Our entertainment and media records are compiled from several major publicly available databases. Film and television data comes from IMDb, which catalogs credits for millions of industry professionals across over 12 million titles. Book and author information is sourced from Open Library, a project of the Internet Archive that documents over 20 million editions of published works. Sports statistics are drawn from the Sports Reference family of sites, which provide comprehensive career data for professional athletes in major North American leagues. Chess player ratings and records come from FIDE, the International Chess Federation. All of these sources make their data publicly available, and we aggregate them to provide a unified search experience.
How far back do entertainment records go?
The historical depth of our entertainment records varies by category. Film and television records extend back to the 1880s, covering the earliest days of motion pictures. Published book records go back even further, with Open Library cataloging works from the 1500s onward. Sports records generally begin in the mid-to-late 1800s, corresponding to the founding of the first professional leagues in baseball, football, and other sports. However, the completeness of records improves significantly for more recent decades, as earlier eras relied on less systematic record-keeping and some historical records have been lost over time.
Can I find information about behind-the-scenes crew members, not just actors?
Yes. Our film and television records include credits for all production roles, not just on-screen talent. This includes directors, producers, writers, cinematographers, editors, production designers, costume designers, makeup artists, visual effects supervisors, sound designers, composers, stunt coordinators, and many other crew positions. IMDb catalogs credits for over 30 distinct production roles, making it possible to research the careers of professionals who work behind the camera as well as those who appear in front of it.
Are entertainment records considered public information?
Entertainment records are generally considered public information because they document professional achievements that are, by their nature, intended for public consumption. When an actor appears in a film, a writer publishes a book, or an athlete competes in a professional league, those activities are public events and the associated credits, statistics, and achievements become part of the public record.

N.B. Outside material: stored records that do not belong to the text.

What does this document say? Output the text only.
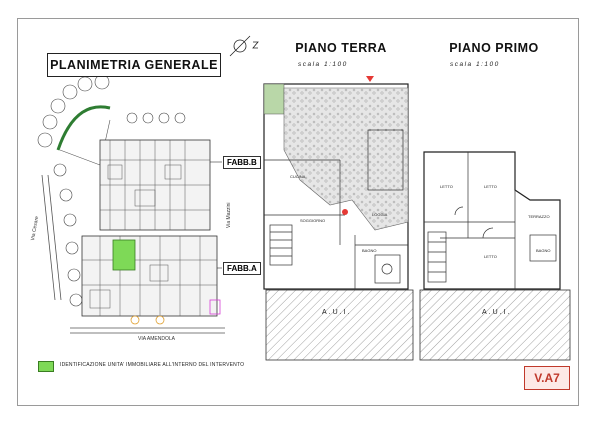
CUCINA
SOGGIORNO
LOGGIA
BAGNO
LETTO	LETTO
LETTO
TERRAZZO
BAGNO
PLANIMETRIA GENERALE
PIANO TERRA	PIANO PRIMO
scala 1:100	scala 1:100
FABB.B
FABB.A
Via Cesare
VIA AMENDOLA
Via Mazzini
A.U.I.	A.U.I.
IDENTIFICAZIONE UNITA' IMMOBILIARE ALL'INTERNO DEL INTERVENTO
V.A7
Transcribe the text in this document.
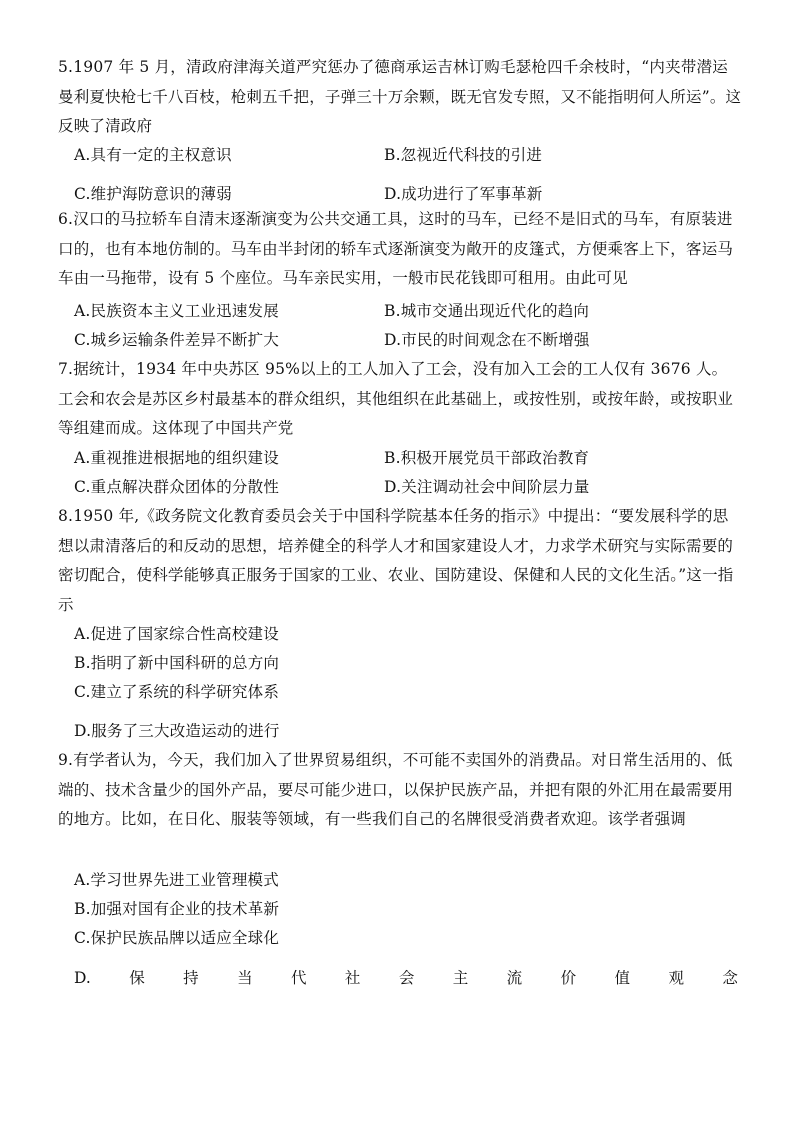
5.1907 年 5 月，清政府津海关道严究惩办了德商承运吉林订购毛瑟枪四千余枝时，“内夹带潜运曼利夏快枪七千八百枝，枪刺五千把，子弹三十万余颗，既无官发专照，又不能指明何人所运”。这反映了清政府
A.具有一定的主权意识	B.忽视近代科技的引进
C.维护海防意识的薄弱	D.成功进行了军事革新
6.汉口的马拉轿车自清末逐渐演变为公共交通工具，这时的马车，已经不是旧式的马车，有原装进口的，也有本地仿制的。马车由半封闭的轿车式逐渐演变为敞开的皮篷式，方便乘客上下，客运马车由一马拖带，设有 5 个座位。马车亲民实用，一般市民花钱即可租用。由此可见
A.民族资本主义工业迅速发展	B.城市交通出现近代化的趋向
C.城乡运输条件差异不断扩大	D.市民的时间观念在不断增强
7.据统计，1934 年中央苏区 95%以上的工人加入了工会，没有加入工会的工人仅有 3676 人。工会和农会是苏区乡村最基本的群众组织，其他组织在此基础上，或按性别，或按年龄，或按职业等组建而成。这体现了中国共产党
A.重视推进根据地的组织建设	B.积极开展党员干部政治教育
C.重点解决群众团体的分散性	D.关注调动社会中间阶层力量
8.1950 年,《政务院文化教育委员会关于中国科学院基本任务的指示》中提出：“要发展科学的思想以肃清落后的和反动的思想，培养健全的科学人才和国家建设人才，力求学术研究与实际需要的密切配合，使科学能够真正服务于国家的工业、农业、国防建设、保健和人民的文化生活。”这一指示
A.促进了国家综合性高校建设
B.指明了新中国科研的总方向
C.建立了系统的科学研究体系
D.服务了三大改造运动的进行
9.有学者认为，今天，我们加入了世界贸易组织，不可能不卖国外的消费品。对日常生活用的、低端的、技术含量少的国外产品，要尽可能少进口，以保护民族产品，并把有限的外汇用在最需要用的地方。比如，在日化、服装等领域，有一些我们自己的名牌很受消费者欢迎。该学者强调
A.学习世界先进工业管理模式
B.加强对国有企业的技术革新
C.保护民族品牌以适应全球化
D. 保 持 当 代 社 会 主 流 价 值 观 念
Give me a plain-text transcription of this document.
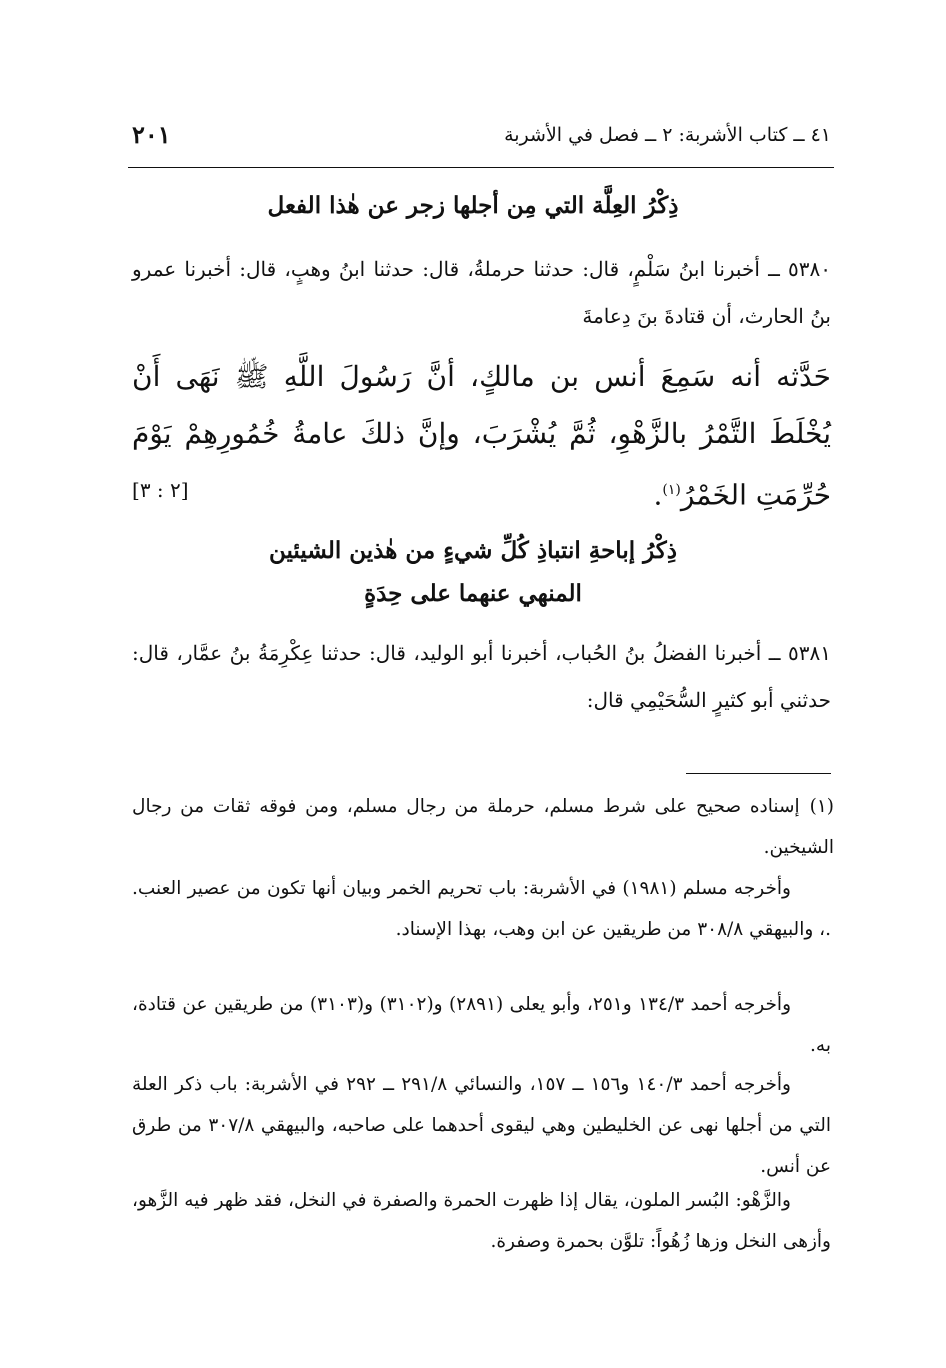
٤١ ــ كتاب الأشربة: ٢ ــ فصل في الأشربة
٢٠١
ذِكْرُ العِلَّة التي مِن أجلها زجر عن هٰذا الفعل
٥٣٨٠ ــ أخبرنا ابنُ سَلْمٍ، قال: حدثنا حرملةُ، قال: حدثنا ابنُ وهبٍ، قال: أخبرنا عمرو بنُ الحارث، أن قتادةَ بنَ دِعامةَ
حَدَّثه أنه سَمِعَ أنس بن مالكٍ، أنَّ رَسُولَ اللَّهِ ﷺ نَهَى أَنْ يُخْلَطَ التَّمْرُ بالزَّهْوِ، ثُمَّ يُشْرَبَ، وإنَّ ذلكَ عامةُ خُمُورِهِمْ يَوْمَ حُرِّمَتِ الخَمْرُ$^{(١)}$.
[٢ : ٣]
ذِكْرُ إباحةِ انتباذِ كُلِّ شيءٍ من هٰذين الشيئين
المنهي عنهما على حِدَةٍ
٥٣٨١ ــ أخبرنا الفضلُ بنُ الحُباب، أخبرنا أبو الوليد، قال: حدثنا عِكْرِمَةُ بنُ عمَّار، قال: حدثني أبو كثيرٍ السُّحَيْمِي قال:
(١)إسناده صحيح على شرط مسلم، حرملة من رجال مسلم، ومن فوقه ثقات من رجال الشيخين.
وأخرجه مسلم (١٩٨١) في الأشربة: باب تحريم الخمر وبيان أنها تكون من عصير العنب. .، والبيهقي ٣٠٨/٨ من طريقين عن ابن وهب، بهذا الإسناد.
وأخرجه أحمد ١٣٤/٣ و٢٥١، وأبو يعلى (٢٨٩١) و(٣١٠٢) و(٣١٠٣) من طريقين عن قتادة، به.
وأخرجه أحمد ١٤٠/٣ و١٥٦ ــ ١٥٧، والنسائي ٢٩١/٨ ــ ٢٩٢ في الأشربة: باب ذكر العلة التي من أجلها نهى عن الخليطين وهي ليقوى أحدهما على صاحبه، والبيهقي ٣٠٧/٨ من طرق عن أنس.
والزَّهْو: البُسر الملون، يقال إذا ظهرت الحمرة والصفرة في النخل، فقد ظهر فيه الزَّهو، وأزهى النخل وزها زُهُواً: تلوَّن بحمرة وصفرة.
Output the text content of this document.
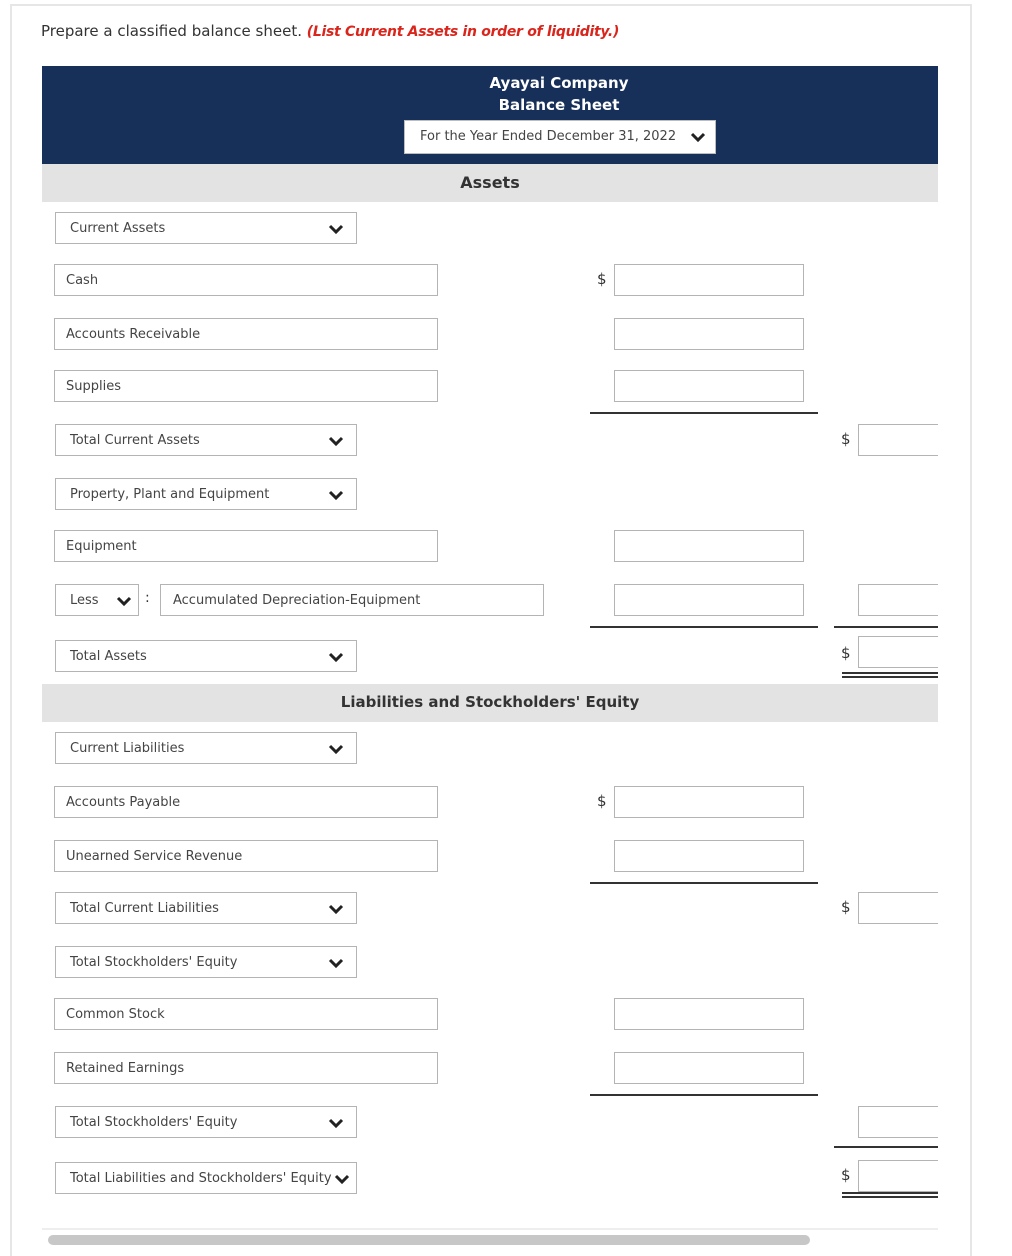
Prepare a classified balance sheet. (List Current Assets in order of liquidity.)
Ayayai Company
Balance Sheet
For the Year Ended December 31, 2022
Assets
Current Assets
Cash	$
Accounts Receivable
Supplies
Total Current Assets	$
Property, Plant and Equipment
Equipment
Less	:	Accumulated Depreciation-Equipment
Total Assets	$
Liabilities and Stockholders' Equity
Current Liabilities
Accounts Payable	$
Unearned Service Revenue
Total Current Liabilities	$
Total Stockholders' Equity
Common Stock
Retained Earnings
Total Stockholders' Equity
Total Liabilities and Stockholders' Equity	$
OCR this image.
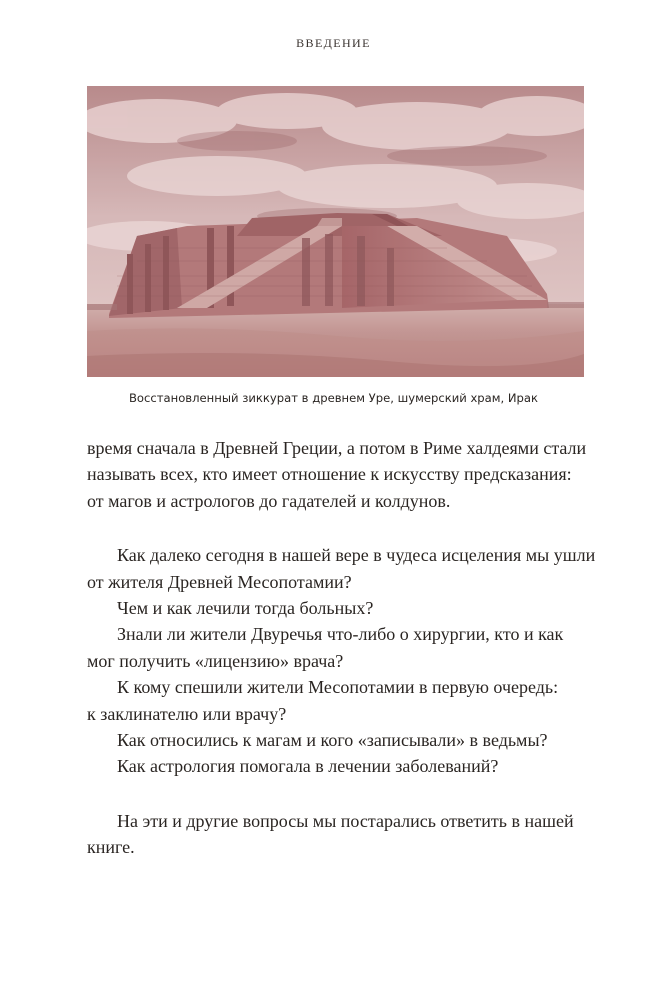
ВВЕДЕНИЕ
Восстановленный зиккурат в древнем Уре, шумерский храм, Ирак

время сначала в Древней Греции, а потом в Риме халдеями стали

называть всех, кто имеет отношение к искусству предсказания:

от магов и астрологов до гадателей и колдунов.

Как далеко сегодня в нашей вере в чудеса исцеления мы ушли

от жителя Древней Месопотамии?

Чем и как лечили тогда больных?

Знали ли жители Двуречья что-либо о хирургии, кто и как

мог получить «лицензию» врача?

К кому спешили жители Месопотамии в первую очередь:

к заклинателю или врачу?

Как относились к магам и кого «записывали» в ведьмы?

Как астрология помогала в лечении заболеваний?

На эти и другие вопросы мы постарались ответить в нашей

книге.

The databases that catalog this information -- IMDb, Open Library, Sports Reference, and FIDE -- make their data freely accessible to the public. However, personal details beyond professional credits (such as home addresses or private contact information) are not included in our entertainment records.
How accurate are the entertainment records, and how often are they updated?
The accuracy of entertainment records depends on the source database and the era of the records. Modern records from the past few decades are generally very accurate, as they are compiled from official credits, league records, and publisher data with editorial oversight. Historical records from earlier eras may contain gaps or occasional errors, particularly for lesser-known professionals whose careers were not as thoroughly documented. Source databases like IMDb and Sports Reference are continuously updated as new projects are released, new seasons are played, and historical corrections are submitted. Our database reflects these updates through regular data refreshes, though there may be a short delay between when a source database is updated and when those changes appear in our aggregated records.